J'aime bien mes collègues écolo-gauchistes, mais des fois j'oublie que c'est des hommes - avec certains avis éclatés qui vont avec.
On parle de choix d'alimentation incohérents, genre les beaux-parents de Michel qui achètent des tomates cerises hors saison mais dans un packaging à emballage réduit.
Moi je comprends 100% l'idée de faire des efforts sur sa consommation parce que c'est le premier levier d'action à échelle individuelle - juste à un moment je trouve ça bien de rappeler que si on veut prendre en compte les saisons, le transport, l'emballage, le type d'agriculture, tout ça en même temps par-dessus les considérations diététiques - juste c'est impossible d'être parfait, et c'est une charge mentale de plus dans un monde où les femmes sont déjà éduquées à surveiller non-stop ce qu'elles mangent.
(Sous-entendu : oui les efforts c'est bien juste attrappez pas notre veste à la moindre erreur sinon on va pas s'en sortir)
Et ils me répondent quoi ?
"Oui bon la charge mentale c'est un peu ouin ouin problème de riches" "C'est pas une question de problème de femme ou d'homme"
Pardon ?
Vraiment les hommes écolos, bah ça reste des hommes hein. "La charge mentale tout le monde en a" eh gros ça y est, on souffle hein.
Même en-dehors de ça, y a un truc dans la vision de Michel en particulier qui me dérange, c'est le rapport quasi sacrificiel qu'il a à un mode de vie écologique, à un point où si on l'écoute il faudrait s'asseoir sur tout ce qui nous apporte du plaisir.
- Tu peux pas manger ce que t'aimes parce que c'est plus important de manger de saison/sans pesticide/bio etc; (exit tous les troubles alimentaires qui découlent du fait de scruter non-stop ce que tu manges)
- Tu peux pas tirer des choses positives des réseaux sociaux, comme du support ou de la communauté, parce que pour bien faire tu devrais trouver ça IRL près de chez toi (quid de toutes les minorités pour qui c'est pas possible/faisable ?)
- Et en même temps dans sa bouche t'as l'impression que les liens d'amitié, la "famille choisie", ça compte pas autant que la "vraie famille" parce que c'est pas le même niveau d'engagement (??? Quid de si ta famille d'origine est abusive, de toutes les formes non-traditionnelles de famille et de communauté ???)
- Il poste des infographies sur l'impact écologique du foot ou du rugby en salle café - mais ça tu peux le faire pour n'importe quel secteur d'activité qui appartient au capitalisme; tu peux pas réalistement demander aux gens de renoncer à tous leur loisirs. La question c'est de les réinventer, pas de s'en détourner complètement.

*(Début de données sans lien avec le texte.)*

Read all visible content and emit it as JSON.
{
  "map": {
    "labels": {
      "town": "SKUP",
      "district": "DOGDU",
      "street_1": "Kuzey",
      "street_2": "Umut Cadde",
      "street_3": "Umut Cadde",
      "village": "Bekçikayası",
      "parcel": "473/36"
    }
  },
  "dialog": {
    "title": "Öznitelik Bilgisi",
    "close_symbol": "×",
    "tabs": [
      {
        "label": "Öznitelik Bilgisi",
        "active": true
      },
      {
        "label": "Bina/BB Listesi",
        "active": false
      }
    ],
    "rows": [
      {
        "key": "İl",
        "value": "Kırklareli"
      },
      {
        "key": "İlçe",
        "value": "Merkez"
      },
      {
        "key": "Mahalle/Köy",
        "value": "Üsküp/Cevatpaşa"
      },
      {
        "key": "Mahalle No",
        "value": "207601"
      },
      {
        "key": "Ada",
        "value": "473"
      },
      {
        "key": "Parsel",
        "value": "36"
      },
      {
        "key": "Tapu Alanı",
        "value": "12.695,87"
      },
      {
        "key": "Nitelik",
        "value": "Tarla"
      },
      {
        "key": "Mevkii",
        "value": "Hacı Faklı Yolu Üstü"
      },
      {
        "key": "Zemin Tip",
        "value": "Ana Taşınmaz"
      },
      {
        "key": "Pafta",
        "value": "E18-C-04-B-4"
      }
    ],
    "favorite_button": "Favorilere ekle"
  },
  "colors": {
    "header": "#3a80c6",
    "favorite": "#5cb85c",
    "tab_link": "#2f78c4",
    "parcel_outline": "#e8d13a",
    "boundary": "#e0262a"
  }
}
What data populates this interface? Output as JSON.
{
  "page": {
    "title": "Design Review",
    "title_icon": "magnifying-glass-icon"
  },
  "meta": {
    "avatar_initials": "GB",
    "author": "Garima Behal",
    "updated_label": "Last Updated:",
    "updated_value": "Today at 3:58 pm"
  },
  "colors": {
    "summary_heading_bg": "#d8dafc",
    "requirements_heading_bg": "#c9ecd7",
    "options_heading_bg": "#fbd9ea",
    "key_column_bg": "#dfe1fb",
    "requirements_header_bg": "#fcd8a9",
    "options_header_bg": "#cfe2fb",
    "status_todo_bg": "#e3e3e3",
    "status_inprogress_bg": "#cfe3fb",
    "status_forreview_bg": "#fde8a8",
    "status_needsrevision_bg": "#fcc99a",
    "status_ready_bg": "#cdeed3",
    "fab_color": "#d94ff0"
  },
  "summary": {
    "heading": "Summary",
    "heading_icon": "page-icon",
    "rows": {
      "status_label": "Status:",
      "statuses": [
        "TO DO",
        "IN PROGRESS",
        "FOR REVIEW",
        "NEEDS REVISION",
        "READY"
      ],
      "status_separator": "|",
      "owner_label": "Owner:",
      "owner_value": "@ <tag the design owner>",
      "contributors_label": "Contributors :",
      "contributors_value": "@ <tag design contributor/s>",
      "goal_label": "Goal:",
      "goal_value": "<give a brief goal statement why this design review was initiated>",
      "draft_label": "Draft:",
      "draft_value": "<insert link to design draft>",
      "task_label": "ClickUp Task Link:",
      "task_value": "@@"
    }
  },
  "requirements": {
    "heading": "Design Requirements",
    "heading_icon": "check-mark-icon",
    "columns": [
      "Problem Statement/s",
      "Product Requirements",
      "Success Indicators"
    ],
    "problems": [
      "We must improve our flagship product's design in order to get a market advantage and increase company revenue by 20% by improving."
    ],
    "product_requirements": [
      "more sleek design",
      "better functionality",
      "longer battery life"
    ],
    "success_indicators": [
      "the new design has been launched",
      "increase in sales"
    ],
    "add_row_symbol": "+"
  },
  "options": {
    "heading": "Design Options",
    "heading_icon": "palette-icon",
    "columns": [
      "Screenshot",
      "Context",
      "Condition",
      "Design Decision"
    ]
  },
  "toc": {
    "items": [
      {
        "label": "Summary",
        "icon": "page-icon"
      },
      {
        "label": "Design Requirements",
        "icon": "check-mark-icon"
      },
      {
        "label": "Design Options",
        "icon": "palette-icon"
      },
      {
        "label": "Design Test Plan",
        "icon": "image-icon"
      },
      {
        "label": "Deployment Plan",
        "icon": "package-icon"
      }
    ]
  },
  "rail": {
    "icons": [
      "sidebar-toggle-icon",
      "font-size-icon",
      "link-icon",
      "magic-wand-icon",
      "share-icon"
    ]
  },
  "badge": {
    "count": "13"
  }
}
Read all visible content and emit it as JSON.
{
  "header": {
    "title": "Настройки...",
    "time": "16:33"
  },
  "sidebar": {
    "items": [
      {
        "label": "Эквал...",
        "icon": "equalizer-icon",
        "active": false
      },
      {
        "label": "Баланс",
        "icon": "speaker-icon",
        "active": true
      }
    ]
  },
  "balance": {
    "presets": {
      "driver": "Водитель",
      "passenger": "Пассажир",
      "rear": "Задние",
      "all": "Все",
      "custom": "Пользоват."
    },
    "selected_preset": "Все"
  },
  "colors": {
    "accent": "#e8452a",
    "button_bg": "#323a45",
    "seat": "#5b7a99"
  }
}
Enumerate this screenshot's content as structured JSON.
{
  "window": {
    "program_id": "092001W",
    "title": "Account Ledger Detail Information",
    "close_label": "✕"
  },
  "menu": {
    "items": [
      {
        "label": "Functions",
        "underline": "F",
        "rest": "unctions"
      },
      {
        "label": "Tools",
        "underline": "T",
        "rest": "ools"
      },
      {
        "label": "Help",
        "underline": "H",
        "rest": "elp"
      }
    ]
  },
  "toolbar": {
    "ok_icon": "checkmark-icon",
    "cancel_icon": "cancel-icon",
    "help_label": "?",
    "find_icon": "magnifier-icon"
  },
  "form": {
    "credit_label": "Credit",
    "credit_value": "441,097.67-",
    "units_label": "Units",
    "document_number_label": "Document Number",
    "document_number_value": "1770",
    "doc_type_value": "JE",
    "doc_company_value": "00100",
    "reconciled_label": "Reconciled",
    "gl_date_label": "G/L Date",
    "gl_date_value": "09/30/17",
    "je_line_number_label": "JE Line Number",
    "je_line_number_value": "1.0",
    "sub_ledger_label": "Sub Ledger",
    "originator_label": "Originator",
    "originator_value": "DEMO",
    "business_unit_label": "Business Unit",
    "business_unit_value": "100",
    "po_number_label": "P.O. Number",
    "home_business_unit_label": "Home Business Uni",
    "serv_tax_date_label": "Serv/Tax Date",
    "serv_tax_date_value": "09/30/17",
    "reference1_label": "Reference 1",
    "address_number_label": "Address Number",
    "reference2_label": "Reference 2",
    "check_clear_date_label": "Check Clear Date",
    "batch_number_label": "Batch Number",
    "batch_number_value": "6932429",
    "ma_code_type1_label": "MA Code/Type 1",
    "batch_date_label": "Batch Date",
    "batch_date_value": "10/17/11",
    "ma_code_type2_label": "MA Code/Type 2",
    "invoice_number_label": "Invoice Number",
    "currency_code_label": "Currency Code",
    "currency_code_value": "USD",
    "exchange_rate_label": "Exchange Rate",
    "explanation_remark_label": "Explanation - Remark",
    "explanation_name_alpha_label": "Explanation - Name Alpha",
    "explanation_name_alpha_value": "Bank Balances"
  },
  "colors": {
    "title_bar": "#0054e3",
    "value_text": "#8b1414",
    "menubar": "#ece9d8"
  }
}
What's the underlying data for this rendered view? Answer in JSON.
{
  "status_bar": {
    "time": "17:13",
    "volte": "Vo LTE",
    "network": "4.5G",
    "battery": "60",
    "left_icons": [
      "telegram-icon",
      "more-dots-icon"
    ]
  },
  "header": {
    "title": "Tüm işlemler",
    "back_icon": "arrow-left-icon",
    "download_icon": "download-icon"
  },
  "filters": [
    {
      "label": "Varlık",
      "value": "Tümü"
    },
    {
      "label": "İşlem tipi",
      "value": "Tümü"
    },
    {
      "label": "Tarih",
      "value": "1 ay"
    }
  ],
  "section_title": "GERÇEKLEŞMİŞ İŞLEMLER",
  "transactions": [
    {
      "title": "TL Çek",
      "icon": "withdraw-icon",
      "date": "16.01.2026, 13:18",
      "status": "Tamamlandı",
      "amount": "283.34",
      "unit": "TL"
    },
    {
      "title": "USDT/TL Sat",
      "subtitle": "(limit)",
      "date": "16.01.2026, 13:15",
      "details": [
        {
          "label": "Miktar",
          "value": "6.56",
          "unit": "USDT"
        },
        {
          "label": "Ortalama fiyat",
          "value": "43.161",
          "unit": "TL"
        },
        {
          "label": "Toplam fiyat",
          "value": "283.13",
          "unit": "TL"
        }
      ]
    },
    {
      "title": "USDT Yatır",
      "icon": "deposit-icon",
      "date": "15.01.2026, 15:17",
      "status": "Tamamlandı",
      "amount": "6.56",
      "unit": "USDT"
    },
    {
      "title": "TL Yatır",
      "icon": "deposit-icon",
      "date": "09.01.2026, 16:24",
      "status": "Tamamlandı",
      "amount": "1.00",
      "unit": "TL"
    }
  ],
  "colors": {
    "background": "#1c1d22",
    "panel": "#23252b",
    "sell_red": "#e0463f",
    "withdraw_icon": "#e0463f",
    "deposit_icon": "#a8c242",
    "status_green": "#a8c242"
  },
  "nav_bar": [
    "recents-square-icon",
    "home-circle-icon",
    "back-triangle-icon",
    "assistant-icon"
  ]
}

Alors que c'est quelqu'un qui par ailleurs a fait plein plein de voyages dans le passé (qu'il reconnait regretter), a des enfants dont il admet qu'il ne se posait pas du tout la question écologique au moment de les avoir. Donc je me demande à quel point il surjoue pas la responsabilité individuelle par culpabilité vis-à-vis de son propre mode de vie passé.
Et ça me dérange, parce que passé un certain point la culpabilité individuelle ne sera jamais un levier de même poids que les changements politiques et systémiques. La société est déjà pas construite pour maximiser le bonheur, elle l'est pour maximiser les profits - les gens font ce qu'ils peuvent pour être un peu heureux envers et contre les circonstances qui les en empêchent, et si tout ce que tu proposes c'est sortir le bâton pour taper sur chacun de ces trucs pas assez pur pour toi, sans avoir rien à proposer aux gens qui ont des besoins différents des tiens - spoiler, ça marchera jamais.